One miserable situation is that man is so addicted to what he does and is so content with what he has that he cannot rejoice in what others do, in what others have and in what others are. He does what he wills at the expense of others, hoping to be happy. So he remains in his favorite sins, also goes to church, meets other people and says he is happy. How can a person in his sinful ways rejoice in the Lord? And how can a person in his evil ways expect the help of the Lord?

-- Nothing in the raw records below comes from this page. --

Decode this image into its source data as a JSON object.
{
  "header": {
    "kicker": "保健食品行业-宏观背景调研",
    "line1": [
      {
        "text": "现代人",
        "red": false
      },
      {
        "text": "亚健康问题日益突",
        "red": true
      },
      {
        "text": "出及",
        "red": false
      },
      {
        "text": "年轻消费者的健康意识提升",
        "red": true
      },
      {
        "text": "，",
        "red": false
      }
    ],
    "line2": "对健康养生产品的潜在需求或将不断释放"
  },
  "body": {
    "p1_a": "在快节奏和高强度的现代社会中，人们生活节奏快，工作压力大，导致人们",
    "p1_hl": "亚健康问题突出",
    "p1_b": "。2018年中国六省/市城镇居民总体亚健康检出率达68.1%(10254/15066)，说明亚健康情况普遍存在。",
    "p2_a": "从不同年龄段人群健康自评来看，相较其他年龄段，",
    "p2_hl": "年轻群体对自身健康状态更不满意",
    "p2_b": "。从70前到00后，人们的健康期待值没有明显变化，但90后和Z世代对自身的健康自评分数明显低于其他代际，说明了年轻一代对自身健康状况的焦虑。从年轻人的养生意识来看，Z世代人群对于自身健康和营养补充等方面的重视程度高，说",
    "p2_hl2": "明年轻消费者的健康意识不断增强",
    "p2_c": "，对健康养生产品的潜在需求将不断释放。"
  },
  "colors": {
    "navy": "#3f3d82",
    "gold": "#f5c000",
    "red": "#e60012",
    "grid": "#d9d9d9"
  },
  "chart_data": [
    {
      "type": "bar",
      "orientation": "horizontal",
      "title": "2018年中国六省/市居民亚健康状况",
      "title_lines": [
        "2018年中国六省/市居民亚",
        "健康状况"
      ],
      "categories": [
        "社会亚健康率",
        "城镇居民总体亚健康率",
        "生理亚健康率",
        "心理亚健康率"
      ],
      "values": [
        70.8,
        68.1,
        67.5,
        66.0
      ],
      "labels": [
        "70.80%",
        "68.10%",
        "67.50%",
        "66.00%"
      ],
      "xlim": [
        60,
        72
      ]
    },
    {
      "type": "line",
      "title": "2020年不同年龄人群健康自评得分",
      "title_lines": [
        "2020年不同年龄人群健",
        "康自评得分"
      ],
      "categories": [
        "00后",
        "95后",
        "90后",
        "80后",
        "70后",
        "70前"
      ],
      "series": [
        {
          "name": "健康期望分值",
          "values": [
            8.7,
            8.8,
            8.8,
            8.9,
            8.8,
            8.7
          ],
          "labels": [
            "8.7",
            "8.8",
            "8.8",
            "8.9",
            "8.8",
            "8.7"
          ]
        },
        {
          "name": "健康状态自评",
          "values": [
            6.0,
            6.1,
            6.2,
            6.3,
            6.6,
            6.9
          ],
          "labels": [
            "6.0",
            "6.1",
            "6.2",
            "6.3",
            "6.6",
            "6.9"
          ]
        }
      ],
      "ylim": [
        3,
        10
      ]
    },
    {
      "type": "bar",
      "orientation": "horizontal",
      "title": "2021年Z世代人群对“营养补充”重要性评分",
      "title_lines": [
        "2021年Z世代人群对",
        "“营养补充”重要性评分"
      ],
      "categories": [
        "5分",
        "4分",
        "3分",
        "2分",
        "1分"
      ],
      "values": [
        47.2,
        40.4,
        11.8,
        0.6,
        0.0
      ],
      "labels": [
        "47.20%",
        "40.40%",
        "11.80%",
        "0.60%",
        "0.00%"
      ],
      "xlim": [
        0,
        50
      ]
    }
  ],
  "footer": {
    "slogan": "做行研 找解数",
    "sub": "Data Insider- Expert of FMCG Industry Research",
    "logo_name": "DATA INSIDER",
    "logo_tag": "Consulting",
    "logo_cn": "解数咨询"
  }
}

2. “Pray without ceasing” (1Thes 5:17). God wants us to be one with Him at all times. To be connected with Him is an opportunity to pray always, in whatever we do, in whatever situation we are. One miserable situation is that man today is so addicted to television and other electronic gadgets that he consumes his time in them, and makes other times suffer, especially the time for prayer and other interactive activities with his family and his community.
Many of the things that the world has to offer lead to insufficiency and emptiness. When we pray we become a people of hope. Every family is a little church. If the family doesn’t pray, it will always feel the insufficiency and emptiness of the world. “The family that prays together stays together,” and stays together in hope. Our Church is of divine origin. That is why we pray as an assembly, so that we will have life, a life of hope. The liturgies of the Catholic Church, especially the Liturgy of the Eucharist, are the heart of the Church. If we do not pray as a Church, nor celebrate the Eucharist, nor the Sacraments, we will remain just a temporal institution, and will not last. We pray, so we have hope.
3. “In all circumstances give thanks, for this is the will of God for you in Christ Jesus” (1Thes 5:18). Thankfulness is the joyful appreciation of a good thing or good act received. Man has received everything. There is nothing that man has not received. In his first letter to the Corinthians, Paul says: What do you possess that you have not received? But if you have received it, why are you boasting as if you did not receive it? (1 Cor 4:7).
Gratitude makes us other-centered, and psychologically sound. To be grateful is to be socially and emotionally healthy persons. Gratitude improves our relationship with others and with God. We gain strength from our own gratitude and from the gratitude of others. If we see everything as gift, we will always have something to be grateful for. Thus, our relationships will have more energy and liveliness.
John the Baptist is a great example of a grateful person. He did not claim what others thought he was. He just said: “I am the voice of one crying out in the desert, ‘make straight the way of the Lord” (Jn 1:23)…. the One who is coming after me, whose sandal strap I am not worthy to untie” (Jn 1: 27). John, the voice, gave way to the Word, the Savior of the world. John was happy and grateful to be a mere instrument to prepare the way of the Lord.
As we receive the Eucharist, let us promise to be grateful instruments of God to point Jesus to others. Let this Advent season, then, urge us to rejoice always, to pray without ceasing and in all circumstances to give thanks to God for our hope in His Word.